Service health
Temporal Cloud metrics help monitor the Service health of production deployments. This documentation covers best practices for monitoring Service health.
Monitor availability issues
When you see a sudden drop in Worker resource utilization, verify whether Temporal Cloud's API is showing increased latency and error rates.
Reference Metrics
This metric measures latency for SignalWithStartWorkflowExecution
, SignalWorkflowExecution
, StartWorkflowExecution
operations.
These operations are mission critical and never throttled.
This metric is a good indicator of your lowest possible latency.
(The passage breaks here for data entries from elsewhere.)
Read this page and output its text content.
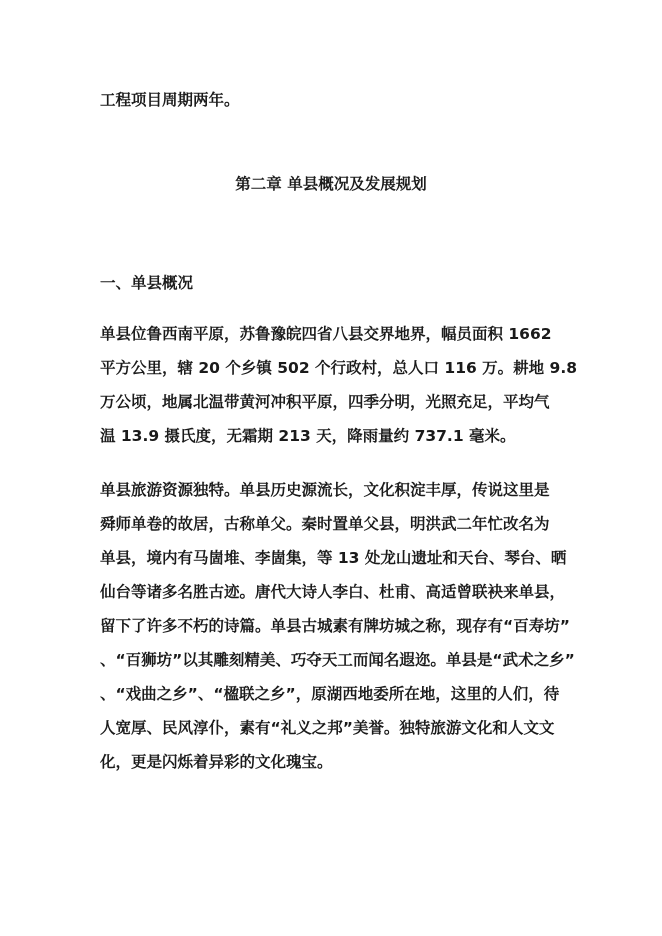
工程项目周期两年。
第二章 单县概况及发展规划
一、单县概况
单县位鲁西南平原，苏鲁豫皖四省八县交界地界，幅员面积 1662
平方公里，辖 20 个乡镇 502 个行政村，总人口 116 万。耕地 9.8
万公顷，地属北温带黄河冲积平原，四季分明，光照充足，平均气
温 13.9 摄氏度，无霜期 213 天，降雨量约 737.1 毫米。
单县旅游资源独特。单县历史源流长，文化积淀丰厚，传说这里是
舜师单卷的故居，古称单父。秦时置单父县，明洪武二年忙改名为
单县，境内有马崮堆、李崮集，等 13 处龙山遗址和天台、琴台、晒
仙台等诸多名胜古迹。唐代大诗人李白、杜甫、高适曾联袂来单县，
留下了许多不朽的诗篇。单县古城素有牌坊城之称，现存有“百寿坊”
、“百狮坊”以其雕刻精美、巧夺天工而闻名遐迩。单县是“武术之乡”
、“戏曲之乡”、“楹联之乡”，原湖西地委所在地，这里的人们，待
人宽厚、民风淳仆，素有“礼义之邦”美誉。独特旅游文化和人文文
化，更是闪烁着异彩的文化瑰宝。
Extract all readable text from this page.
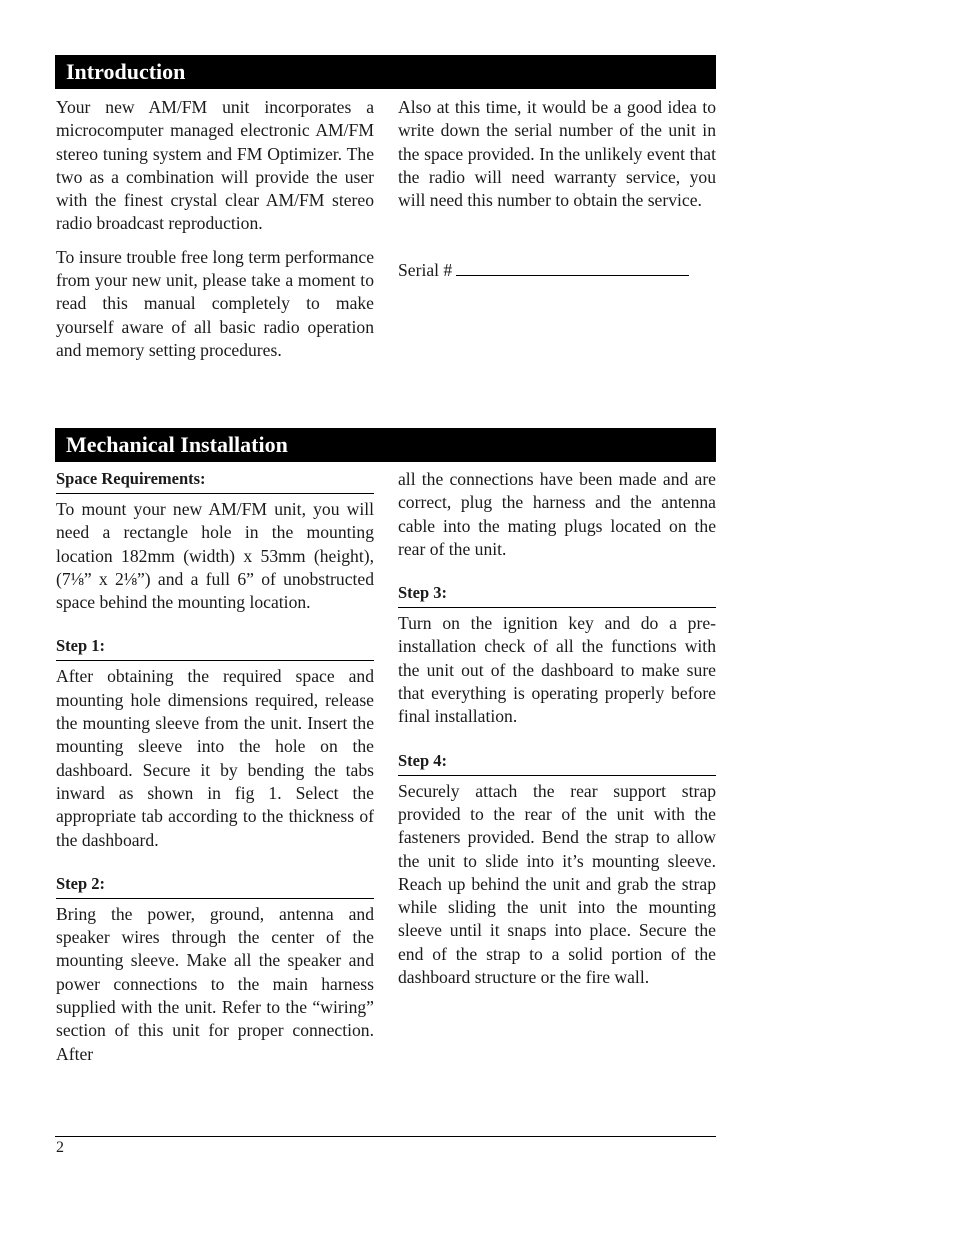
Introduction

Your new AM/FM unit incorporates a microcomputer managed electronic AM/FM stereo tuning system and FM Optimizer. The two as a combination will provide the user with the finest crystal clear AM/FM stereo radio broadcast reproduction.

To insure trouble free long term performance from your new unit, please take a moment to read this manual completely to make yourself aware of all basic radio operation and memory setting procedures.

Also at this time, it would be a good idea to write down the serial number of the unit in the space provided. In the unlikely event that the radio will need warranty service, you will need this number to obtain the service.

Serial #
Mechanical Installation
Space Requirements:

To mount your new AM/FM unit, you will need a rectangle hole in the mounting location 182mm (width) x 53mm (height), (7⅛” x 2⅛”) and a full 6” of unobstructed space behind the mounting location.

Step 1:

After obtaining the required space and mounting hole dimensions required, release the mounting sleeve from the unit. Insert the mounting sleeve into the hole on the dashboard. Secure it by bending the tabs inward as shown in fig 1. Select the appropriate tab according to the thickness of the dashboard.

Step 2:

Bring the power, ground, antenna and speaker wires through the center of the mounting sleeve. Make all the speaker and power connections to the main harness supplied with the unit. Refer to the “wiring” section of this unit for proper connection. After

all the connections have been made and are correct, plug the harness and the antenna cable into the mating plugs located on the rear of the unit.

Step 3:

Turn on the ignition key and do a pre-installation check of all the functions with the unit out of the dashboard to make sure that everything is operating properly before final installation.

Step 4:

Securely attach the rear support strap provided to the rear of the unit with the fasteners provided. Bend the strap to allow the unit to slide into it’s mounting sleeve. Reach up behind the unit and grab the strap while sliding the unit into the mounting sleeve until it snaps into place. Secure the end of the strap to a solid portion of the dashboard structure or the fire wall.

2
Prometheus Query for this Metric
P99 service lag (histogram):
histogram_quantile(0.99, sum(rate(temporal_cloud_v0_service_latency_bucket[$__rate_interval])) by (temporal_namespace, operation, le))
Monitor Temporal Service errors
Check for Temporal Service gRPC API errors. Note that Service API errors are not equivalent to guarantees mentioned in the Temporal Cloud SLA.
Reference Metrics
Prometheus Query for this Metric
Measure your daily average errors over 10-minute windows:
avg_over_time((
(
(
sum(increase(temporal_cloud_v0_frontend_service_request_count{temporal_namespace=~"$namespace", operation=~"StartWorkflowExecution|SignalWorkflowExecution|SignalWithStartWorkflowExecution|RequestCancelWorkflowExecution|TerminateWorkflowExecution"}[10m]))
-
sum(increase(temporal_cloud_v0_frontend_service_error_count{temporal_namespace=~"$namespace", operation=~"StartWorkflowExecution|SignalWorkflowExecution|SignalWithStartWorkflowExecution|RequestCancelWorkflowExecution|TerminateWorkflowExecution"}[10m]))
)
/
sum(increase(temporal_cloud_v0_frontend_service_request_count{temporal_namespace=~"$namespace", operation=~"StartWorkflowExecution|SignalWorkflowExecution|SignalWithStartWorkflowExecution|RequestCancelWorkflowExecution|TerminateWorkflowExecution"}[10m]))
)
or vector(1)
)[1d:10m])